“Error is the portal of discovery.” ~ James Joyce
There is no doubt that mistakes are the true precursors of great discoveries, and making mistakes shows that you are working hard to improve your life. However, some errors are more expensive than others. For example, launching a product does not get the attention it deserves, which will increase your learning experience, but financial errors can lead to severe penalties and waste your financial resources, which is an expensive job.
One of the so expensive mistakes in the financial life of Solo 401k retirement plan owners is to participate in prohibited transactions. Our main clients include small business owners and self-employed professionals, and we carry out events to discuss the responsibilities of plan owners and the latest regulations. Our team decided to study some of the most common mistakes made by Solo 401k retirement plan owners.
What are the prohibited transactions in the Solo 401k retirement plan?

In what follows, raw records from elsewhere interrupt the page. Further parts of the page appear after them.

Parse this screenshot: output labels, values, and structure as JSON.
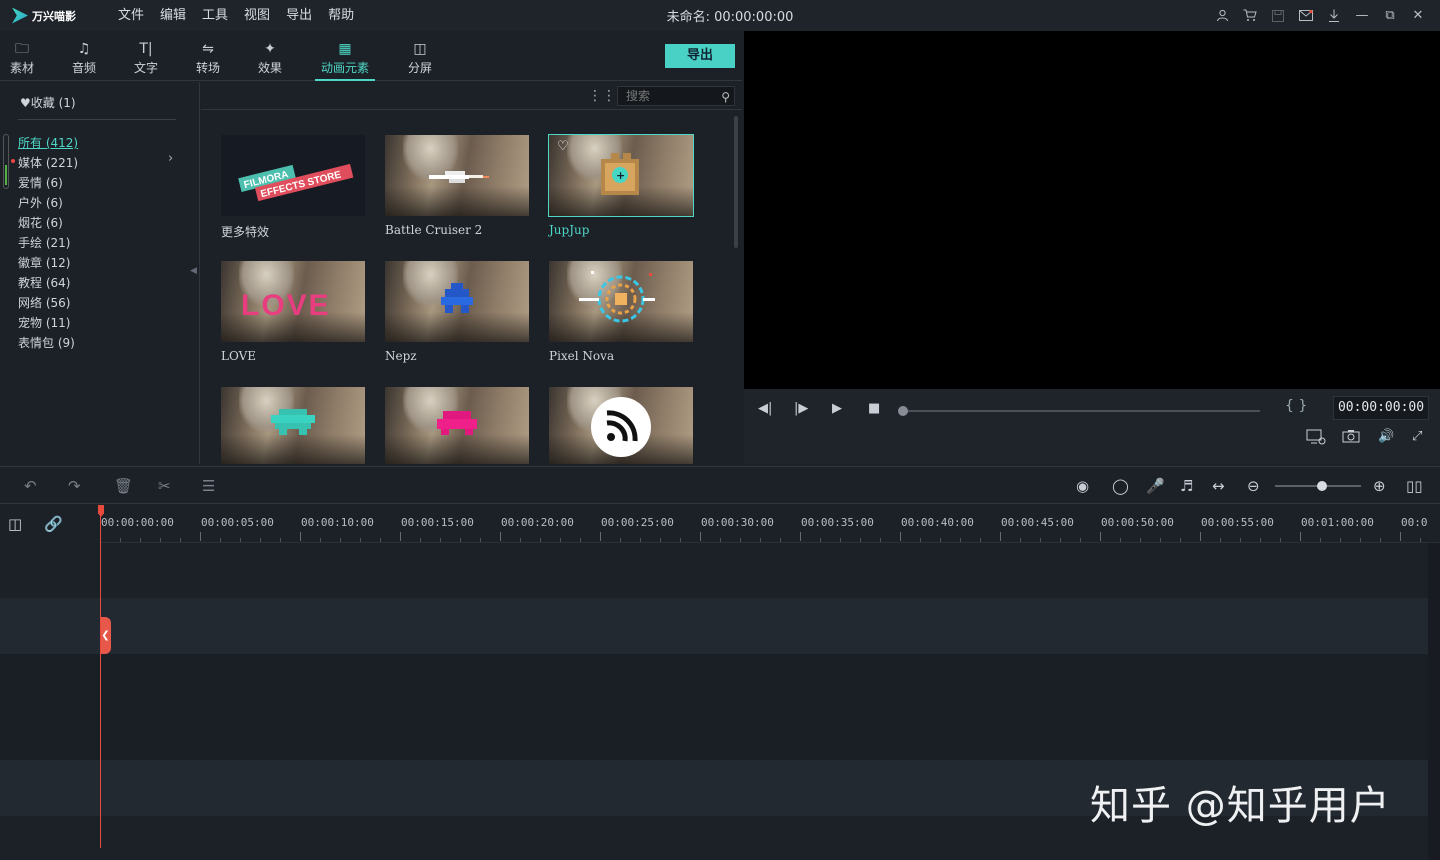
{
  "app": {
    "logo_text": "万兴喵影",
    "menu": [
      "文件",
      "编辑",
      "工具",
      "视图",
      "导出",
      "帮助"
    ],
    "doc_title": "未命名: 00:00:00:00",
    "window_icons": [
      "user-icon",
      "cart-icon",
      "save-icon",
      "mail-icon",
      "download-icon",
      "minimize-icon",
      "restore-icon",
      "close-icon"
    ]
  },
  "tabs": [
    {
      "label": "素材",
      "icon": "folder-icon"
    },
    {
      "label": "音频",
      "icon": "music-icon"
    },
    {
      "label": "文字",
      "icon": "text-icon"
    },
    {
      "label": "转场",
      "icon": "transition-icon"
    },
    {
      "label": "效果",
      "icon": "effects-icon"
    },
    {
      "label": "动画元素",
      "icon": "image-icon",
      "active": true
    },
    {
      "label": "分屏",
      "icon": "splitscreen-icon"
    }
  ],
  "export_label": "导出",
  "sidebar": {
    "favorites": "收藏 (1)",
    "categories": [
      "所有 (412)",
      "媒体 (221)",
      "爱情 (6)",
      "户外 (6)",
      "烟花 (6)",
      "手绘 (21)",
      "徽章 (12)",
      "教程 (64)",
      "网络 (56)",
      "宠物 (11)",
      "表情包 (9)"
    ]
  },
  "search": {
    "placeholder": "搜索"
  },
  "effects_store": {
    "line1": "FILMORA",
    "line2": "EFFECTS STORE"
  },
  "love_text": "LOVE",
  "items": [
    {
      "label": "更多特效"
    },
    {
      "label": "Battle Cruiser 2"
    },
    {
      "label": "JupJup"
    },
    {
      "label": "LOVE"
    },
    {
      "label": "Nepz"
    },
    {
      "label": "Pixel Nova"
    },
    {
      "label": ""
    },
    {
      "label": ""
    },
    {
      "label": ""
    }
  ],
  "player": {
    "timecode": "00:00:00:00",
    "brackets": "{ }",
    "progress": 0
  },
  "timeline": {
    "ruler": [
      "00:00:00:00",
      "00:00:05:00",
      "00:00:10:00",
      "00:00:15:00",
      "00:00:20:00",
      "00:00:25:00",
      "00:00:30:00",
      "00:00:35:00",
      "00:00:40:00",
      "00:00:45:00",
      "00:00:50:00",
      "00:00:55:00",
      "00:01:00:00",
      "00:0"
    ],
    "video_track": "1",
    "audio_track": "1",
    "zoom": 0.55
  },
  "watermark": "知乎 @知乎用户",
  "colors": {
    "accent": "#4ed6c6",
    "export": "#48d1c4",
    "playhead": "#e84a3c"
  }
}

For the Solo 401k retirement plan, no regulatory documents (including the Employee Retirement Income Security Act (ERISA) or the Internal Revenue Code (IRC)) define eligible transactions for the plan. Instead, they discuss who or what is prohibited from investing, and these transactions are called prohibited transactions in the Solo 401k plan.
One of the common characteristics of prohibited transactions is the participation of disqualified persons. Simply put, the disqualified person is the owner or service provider of the Solo 401k plan, or beneficiary, or certain family members of these groups. The key reason behind the description of prohibited transactions is to ensure that the retirement tool is not used for the personal benefit of the plan owner.
Sell, lease or exchange property to a disqualified person
4975(c)(1)(A): Sell, trade or lease property directly or indirectly between the Solo 401k plan and the “disqualified person”.
The IRS allows you to invest in real estate, but it is important that these transactions must be traded fairly, which means that the plan owner or anyone else who is disqualified should not receive personal benefits from the plan. Let us look at some examples of prohibited transactions.
Nathan used his Solo 401k fund to buy his father’s property.
Amanda sells her own property to her Solo 401k plan.
Mark leased the property owned by his Solo 401k plan to his son.
Joe uses his personal funds to pay the transaction costs involved in the Solo 401k real estate investment.
Each of these examples has the participation of unqualified people, including the plan owner or his immediate descendants or ancestors. The Internal Revenue Service prohibits any such transactions that directly or indirectly involve unqualified persons.
Loan or credit to a disqualified person
4975(c)(1)(B): Borrowing money or other credit extensions directly or indirectly between the Solo 401k plan and the “disqualified person”.
According to the guidelines of the Internal Taxation Law, the Solo 401k plan that borrows money or any form of credit from unqualified persons is considered a prohibited transaction. Some examples of such transactions are listed below.
Judy provides personal guarantees for mortgage loans for residential properties in his Solo 401k plan.
Martha borrowed $30,000 from her husband from her Solo 401k plan.
Mitchell obtained a credit card for his Solo 401k bank account.
Jason provides loans to a limited liability company controlled and owned by his father.
Exchange goods, services or facilities with disqualified persons
4975(c)(1)(C): Provide goods, services or facilities directly or indirectly between the Solo 401k plan and the “disqualified person”.
Current IRC guidelines prohibit the Solo 401k plan from receiving any type of service from unqualified people. It may be as simple as painting a house and can solve major structural problems. Some examples of such prohibited transactions are described below.
Ron used his Solo 401k to buy the property and repair it himself.
Sally hired her father to manage the property owned by her Solo 401k plan.
Tiffany (Tiffany) prepared an investment plan for her Solo 401k and received compensation.
Doug acts as a real estate agent for the property purchased by his Solo 401k.
Transfer income or assets to a disqualified person
4975(c)(1)(D): Transfer Solo 401(k) plan income or assets directly or indirectly to “disqualified persons”.
The assets or income generated by the Solo 401k plan investment should not directly or indirectly benefit the disqualified person. Some examples of such prohibited transactions are discussed below.
Merissa used $10,000 of Solo 401k funds to pay personal debts.
Harry lives in a house owned by his Solo 401k plan.
Steve deposits the rental income from the Solo 401k property into his personal bank account.
Rob lent money from his Solo 401k to a company he controls.
The Solo 401k plan can speed up your retirement savings and help you quickly build a larger nest. However, as the sponsor/trustee of the plan, you are responsible for ensuring the legal compliance of the plan. Do not hesitate to seek professional help, especially when it comes to important aspects such as retirement planning.